SCATOLE E SCATOLETTE (TRASPARENTI?) PER I NOSTRI CIBI
Quel che non ha potuto fare la civiltà e le associazioni del commercio - che in realtà non si sono dati pena di risolvere il problema, come del resto gli Uffici Sanitari e d’igiene pubblica - hanno potuto farlo le industrie della plastica. Infatti, da qualche tempo, assistiamo sempre meno allo squallido gioco del leccalecca, nel quale chi sta dietro al bancone ti propina la mortadella o la ricotta arricchiti di germi di ogni tipo, passati attraverso quel fugace tocco delle dita sulle labbra (o sulla lingua), per sollevare il foglio in cui avvolgere il prodotto da mangiar crudo.
Adesso, invece, è partita la campagna dei contenitori di plastica trasparente, entro cui deporvi, leggiadramente, il formaggio, le zucchine grigliate e quant’altro si voglia acquistare. Tutto impalpabilmente messo al chiuso e senza essere prima arricchito di proteine animali, per quanto si tratti di animali microscopici.

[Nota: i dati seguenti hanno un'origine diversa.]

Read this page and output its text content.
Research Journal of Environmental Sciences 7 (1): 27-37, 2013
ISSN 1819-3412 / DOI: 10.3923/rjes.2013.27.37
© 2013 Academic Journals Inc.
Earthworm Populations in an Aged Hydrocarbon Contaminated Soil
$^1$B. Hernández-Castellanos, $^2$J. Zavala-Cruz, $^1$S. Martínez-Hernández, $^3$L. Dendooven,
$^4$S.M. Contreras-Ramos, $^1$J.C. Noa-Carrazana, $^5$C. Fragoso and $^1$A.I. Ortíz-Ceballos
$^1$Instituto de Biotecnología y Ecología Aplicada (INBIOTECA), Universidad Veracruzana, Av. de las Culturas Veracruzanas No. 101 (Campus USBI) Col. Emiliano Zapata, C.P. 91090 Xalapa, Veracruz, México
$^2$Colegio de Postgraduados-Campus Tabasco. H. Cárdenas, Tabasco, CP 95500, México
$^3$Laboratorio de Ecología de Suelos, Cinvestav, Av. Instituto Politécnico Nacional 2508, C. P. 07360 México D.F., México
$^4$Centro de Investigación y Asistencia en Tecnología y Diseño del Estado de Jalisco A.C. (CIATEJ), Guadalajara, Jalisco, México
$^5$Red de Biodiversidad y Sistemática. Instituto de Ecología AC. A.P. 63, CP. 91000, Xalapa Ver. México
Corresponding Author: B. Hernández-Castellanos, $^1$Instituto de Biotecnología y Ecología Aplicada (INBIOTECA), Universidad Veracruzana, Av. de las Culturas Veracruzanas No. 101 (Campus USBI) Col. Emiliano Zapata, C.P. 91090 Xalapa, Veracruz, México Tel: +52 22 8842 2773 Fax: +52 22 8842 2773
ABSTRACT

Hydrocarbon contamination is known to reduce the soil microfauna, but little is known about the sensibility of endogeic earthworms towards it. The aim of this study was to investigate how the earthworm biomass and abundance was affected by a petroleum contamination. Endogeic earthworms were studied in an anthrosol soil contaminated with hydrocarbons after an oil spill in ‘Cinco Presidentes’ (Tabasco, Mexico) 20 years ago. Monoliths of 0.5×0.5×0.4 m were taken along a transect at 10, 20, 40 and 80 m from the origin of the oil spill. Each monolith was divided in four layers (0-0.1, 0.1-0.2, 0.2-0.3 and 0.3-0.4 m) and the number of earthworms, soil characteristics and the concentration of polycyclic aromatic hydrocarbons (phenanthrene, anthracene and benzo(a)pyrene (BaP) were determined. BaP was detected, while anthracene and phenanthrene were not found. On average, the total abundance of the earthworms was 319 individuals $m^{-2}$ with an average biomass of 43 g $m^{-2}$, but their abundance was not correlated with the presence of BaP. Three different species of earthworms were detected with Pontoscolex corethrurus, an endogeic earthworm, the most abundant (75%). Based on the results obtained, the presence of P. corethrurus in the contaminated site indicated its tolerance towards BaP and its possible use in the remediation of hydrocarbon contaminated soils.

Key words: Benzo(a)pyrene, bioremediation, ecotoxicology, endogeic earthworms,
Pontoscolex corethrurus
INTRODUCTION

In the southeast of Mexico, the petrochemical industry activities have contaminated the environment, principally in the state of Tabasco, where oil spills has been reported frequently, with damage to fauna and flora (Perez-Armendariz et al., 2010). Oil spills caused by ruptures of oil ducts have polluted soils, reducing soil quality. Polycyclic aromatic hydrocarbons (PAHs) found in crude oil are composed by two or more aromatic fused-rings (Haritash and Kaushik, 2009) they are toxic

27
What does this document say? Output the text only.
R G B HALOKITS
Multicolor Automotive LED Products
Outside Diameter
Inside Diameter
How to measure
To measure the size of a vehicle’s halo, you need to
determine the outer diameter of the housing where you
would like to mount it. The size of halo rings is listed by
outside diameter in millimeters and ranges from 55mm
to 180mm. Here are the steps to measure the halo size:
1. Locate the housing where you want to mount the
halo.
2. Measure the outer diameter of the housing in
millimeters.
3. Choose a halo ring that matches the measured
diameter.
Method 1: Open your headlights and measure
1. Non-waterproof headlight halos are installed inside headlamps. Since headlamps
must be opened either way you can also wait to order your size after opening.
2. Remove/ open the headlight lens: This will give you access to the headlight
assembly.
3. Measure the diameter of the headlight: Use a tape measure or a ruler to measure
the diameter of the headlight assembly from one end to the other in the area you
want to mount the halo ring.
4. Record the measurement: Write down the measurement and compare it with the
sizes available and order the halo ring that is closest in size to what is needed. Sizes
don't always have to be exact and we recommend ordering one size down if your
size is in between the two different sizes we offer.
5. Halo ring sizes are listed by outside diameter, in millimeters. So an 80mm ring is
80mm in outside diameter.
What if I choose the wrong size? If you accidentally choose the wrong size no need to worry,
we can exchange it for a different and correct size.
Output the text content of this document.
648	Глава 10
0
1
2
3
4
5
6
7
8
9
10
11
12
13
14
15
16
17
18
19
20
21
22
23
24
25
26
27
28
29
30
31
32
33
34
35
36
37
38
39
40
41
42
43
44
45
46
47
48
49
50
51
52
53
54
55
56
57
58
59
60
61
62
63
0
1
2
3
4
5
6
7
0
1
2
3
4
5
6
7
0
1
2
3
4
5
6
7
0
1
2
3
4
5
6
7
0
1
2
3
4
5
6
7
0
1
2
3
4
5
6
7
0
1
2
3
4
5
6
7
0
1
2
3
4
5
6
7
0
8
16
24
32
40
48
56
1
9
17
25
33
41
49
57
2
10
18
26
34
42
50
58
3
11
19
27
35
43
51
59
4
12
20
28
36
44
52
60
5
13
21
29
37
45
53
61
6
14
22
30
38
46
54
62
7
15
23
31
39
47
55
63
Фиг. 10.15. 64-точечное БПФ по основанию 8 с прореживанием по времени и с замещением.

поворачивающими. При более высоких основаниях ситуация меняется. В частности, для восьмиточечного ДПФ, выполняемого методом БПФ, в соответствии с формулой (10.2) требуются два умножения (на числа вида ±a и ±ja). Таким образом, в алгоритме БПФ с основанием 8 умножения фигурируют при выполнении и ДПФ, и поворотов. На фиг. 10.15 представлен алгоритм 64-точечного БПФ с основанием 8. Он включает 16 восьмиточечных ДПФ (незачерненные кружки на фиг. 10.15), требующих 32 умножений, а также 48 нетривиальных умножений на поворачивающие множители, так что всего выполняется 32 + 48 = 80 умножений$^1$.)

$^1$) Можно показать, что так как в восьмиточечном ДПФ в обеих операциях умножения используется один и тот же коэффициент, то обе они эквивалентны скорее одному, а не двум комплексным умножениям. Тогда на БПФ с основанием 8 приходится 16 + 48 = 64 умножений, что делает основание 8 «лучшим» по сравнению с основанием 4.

Tutto bene, allora? Per una persona qualunque andrebbe pure tutto bene, ma non per chi scrive questa rubrica, che va sempre rovistando tra i rilessi di città, portandosi dietro la dichiarata intenzione di trovare qualcosa che non brilli come si deve. Che ne dite, per esempio, di pensare al peso di questi contenitori? Cosa c’entra il peso, voi dite? Allora facciamo un esempio. Comperiamo, solo per finta naturalmente, un etto di prosciutto di Parma, che costa in media 2,5 euro l’etto. La scatoletta di plastica, se piccola, pesa quasi venti grammi, per un costo di circa 50 centesimi. Cioè ci tocca, insieme al prodotto, pagare quel contenitore quasi mille delle vecchie lire. Ecco, signori miei, ciò che non va. Non va che debbano fregarci in questo modo!
E non è finita qui. Perché, al costo impropriamente imposto al povero consumatore, occorre aggiungere i costi che deve sopportare l’azienda di raccolta e smaltimento dei rifiuti, giacché si sa che smaltire un contenitore di plastica costa all’azienda quasi la stessa cifra già spesa da noi. C’è bisogno che vi dica chi finanzia l’azienda dei rifiuti urbani? Ma, perbacco, lo avete già indovinato. Siamo sempre noi!